Make Ends Meet

Meaning of Idiom ‘Make Ends Meet’

To make ends meet means to have enough money to pay your basic bills and expenses; to have an income that enables one to meet one’s minimum survival needs. 1,2,3

Often misspelled as make ends meat.

Sentence Examples

“It’s not right that a person should work a full-time job and still not make ends meet.”

“I can’t make ends meet on this salary and I’m not going to work two jobs and spend more time away from my family.”

“She walked dogs after school to help make ends meet.”

“With grocery prices skyrocketing and rent at an all-time high, nobody in the neighborhood can make ends meet.”

Origin

This idiom was originally ‘make both ends meet.’ The ends are presumably one’s expenses and income and the wish is to have the sum total be equal or ‘meet.’ The English phrase may have come from the French phrase joindre les deux bouts.

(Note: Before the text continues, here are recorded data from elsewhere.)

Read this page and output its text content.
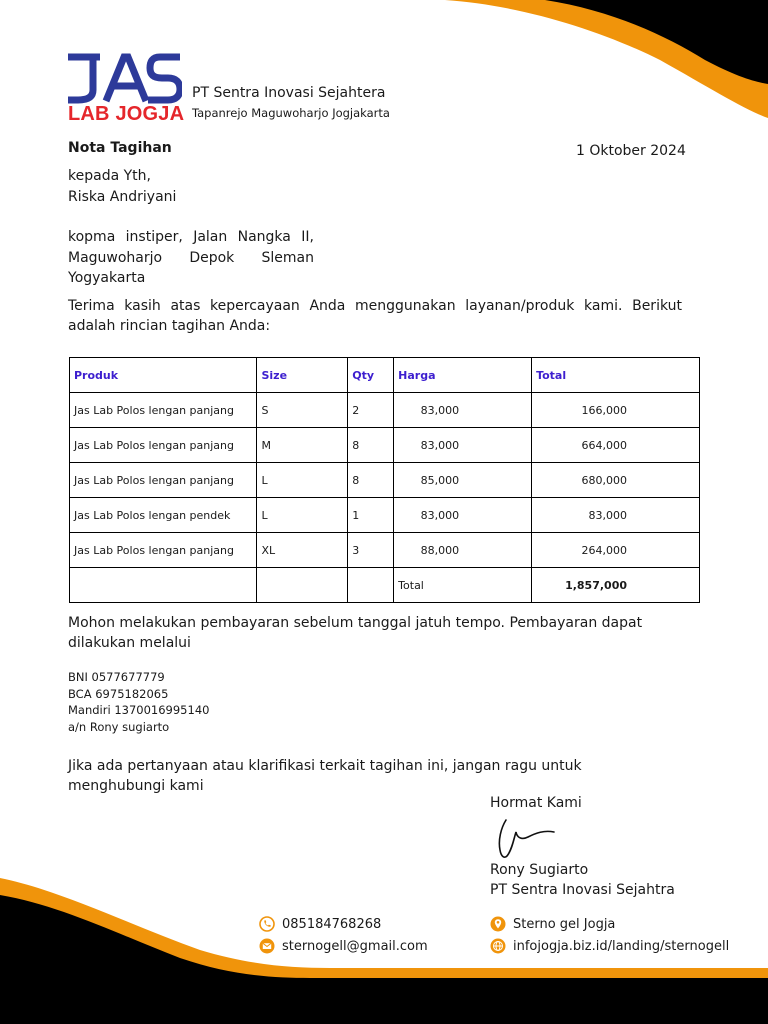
LAB JOGJA
PT Sentra Inovasi Sejahtera
Tapanrejo Maguwoharjo Jogjakarta
Nota Tagihan	1 Oktober 2024
kepada Yth,
Riska Andriyani
kopma instiper, Jalan Nangka II,
Maguwoharjo Depok Sleman
Yogyakarta
Terima kasih atas kepercayaan Anda menggunakan layanan/produk kami. Berikut adalah rincian tagihan Anda:
Produk	Size	Qty	Harga	Total
Jas Lab Polos lengan panjang	S	2	83,000	166,000
Jas Lab Polos lengan panjang	M	8	83,000	664,000
Jas Lab Polos lengan panjang	L	8	85,000	680,000
Jas Lab Polos lengan pendek	L	1	83,000	83,000
Jas Lab Polos lengan panjang	XL	3	88,000	264,000
			Total	1,857,000
Mohon melakukan pembayaran sebelum tanggal jatuh tempo. Pembayaran dapat dilakukan melalui
BNI 0577677779
BCA 6975182065
Mandiri 1370016995140
a/n Rony sugiarto
Jika ada pertanyaan atau klarifikasi terkait tagihan ini, jangan ragu untuk menghubungi kami
Hormat Kami
Rony Sugiarto
PT Sentra Inovasi Sejahtra
085184768268
sternogell@gmail.com
Sterno gel Jogja
infojogja.biz.id/landing/sternogell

Another explanation comes from novelist Tobias Smollet, who, in Roderick Random (1748), rendered the idiom as ‘make the two ends of the year meet.” This phrase is thought to refer to splicing the ends of ropes together to save money onboard a ship. 4

 

 

 

 

 

 

 

 

References
  1. Ammer, Christine. American Heritage Dictionary of Idioms. Boston: Houghton Mifflin Harcourt, 2013.
  2. Heacock, Paul. Cambridge Dictionary of American Idioms]. Cambridge: Cambridge UP, 2010.
  3. Brenner, Gail. Webster’s New World American Idioms Handbook. John Wiley & Sons, 2011.
  4. Ammer, Christine. American Heritage Dictionary of Idioms. Boston: Houghton Mifflin Harcourt, 2013.